On the way back, I met Aramis Pérez, a professor of engineering at the University of Costa Rica and one of the country’s leading experts on electric vehicles.
He plugged his battery-powered Toyota into the only fast charger in Dominical, a nearby village popular with surfers. He said the car was drawing juice, but he couldn’t estimate how much because the car’s software couldn’t communicate with the charger. And the display on the charger didn’t work.
It was a lesson in the challenges of driving electric vehicles in Costa Rica.
Mr. Pérez has managed projects for the government, including one that helped airport taxi drivers switch to electric vehicles. It hopes to win a contract to assess the state of the national charging system. “For now, we’re doing it for free,” he said.
I followed Mr. Pérez as he performed inspections, noting deficiencies and opportunities for improvement. For example, in the city of Quepos, there was a charger in the hospital parking lot. Mr. Pérez noticed that there was nowhere to eat or get coffee, but it was safe.
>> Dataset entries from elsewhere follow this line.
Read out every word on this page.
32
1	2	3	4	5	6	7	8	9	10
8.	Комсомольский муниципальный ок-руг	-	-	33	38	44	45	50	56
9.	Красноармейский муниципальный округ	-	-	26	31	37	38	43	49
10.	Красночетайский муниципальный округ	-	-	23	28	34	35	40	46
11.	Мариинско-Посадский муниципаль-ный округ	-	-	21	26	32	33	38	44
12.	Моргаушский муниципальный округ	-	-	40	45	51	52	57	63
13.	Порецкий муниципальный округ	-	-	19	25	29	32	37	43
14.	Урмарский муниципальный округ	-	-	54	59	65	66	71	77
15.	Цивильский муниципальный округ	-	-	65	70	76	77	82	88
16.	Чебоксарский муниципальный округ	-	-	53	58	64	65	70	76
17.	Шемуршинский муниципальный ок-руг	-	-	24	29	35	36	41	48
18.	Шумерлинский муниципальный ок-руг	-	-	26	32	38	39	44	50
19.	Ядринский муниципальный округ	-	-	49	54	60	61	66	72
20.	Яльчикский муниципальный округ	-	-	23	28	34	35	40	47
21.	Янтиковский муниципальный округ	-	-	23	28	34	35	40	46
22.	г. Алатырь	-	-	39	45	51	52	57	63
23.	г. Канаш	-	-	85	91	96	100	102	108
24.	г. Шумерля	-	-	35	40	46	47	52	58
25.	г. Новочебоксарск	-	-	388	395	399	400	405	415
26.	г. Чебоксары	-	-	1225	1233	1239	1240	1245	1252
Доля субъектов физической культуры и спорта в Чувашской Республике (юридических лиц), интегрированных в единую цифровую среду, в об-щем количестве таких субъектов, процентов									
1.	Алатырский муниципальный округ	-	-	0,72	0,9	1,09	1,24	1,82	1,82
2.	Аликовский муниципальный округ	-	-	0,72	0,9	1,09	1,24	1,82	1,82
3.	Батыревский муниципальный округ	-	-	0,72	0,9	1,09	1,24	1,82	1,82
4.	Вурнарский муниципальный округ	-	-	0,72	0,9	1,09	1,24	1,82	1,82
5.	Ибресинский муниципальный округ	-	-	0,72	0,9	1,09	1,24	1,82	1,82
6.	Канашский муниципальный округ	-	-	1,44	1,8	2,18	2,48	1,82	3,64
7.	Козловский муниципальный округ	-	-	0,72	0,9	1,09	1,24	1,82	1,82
The charger was designed to serve two vehicles, but the parking space was only big enough for one. The charger display was in English. “The good thing is that it works,” Mr. Perez said.
Costa Rica’s charging infrastructure is expected to improve as a new law allows electricity to be sold to businesses other than utilities. Energy companies supported the bill, even though it ends their monopoly on charging. Marco Acuña, CEO of Grupo ICE, the country’s largest energy company, said it didn’t matter if it sold electricity to consumers or charging station operators.
“We can sell a hamburger or we can sell a cow,” he told me.
I made it back to San José without needing a fast charger. This is the biggest reason why electric driving in Costa Rica is possible, if not always easy. I charged at night when I slept. In a small country, that’s usually all you need.
Jack Ewing
Automotive industry reporter
If you want to know what would happen if Chinese cars weren’t kept out of the United States due to tariffs, go to Costa Rica. Electric cars from Geely, Chery, BYD, Dongfeng, Xpeng and many others are everywhere, often selling for less than $20,000. It was a shock for me and I am writing about it. I came back saying that Western car companies are in big trouble if they don’t develop vehicles that can compete. Tariffs will not protect them forever.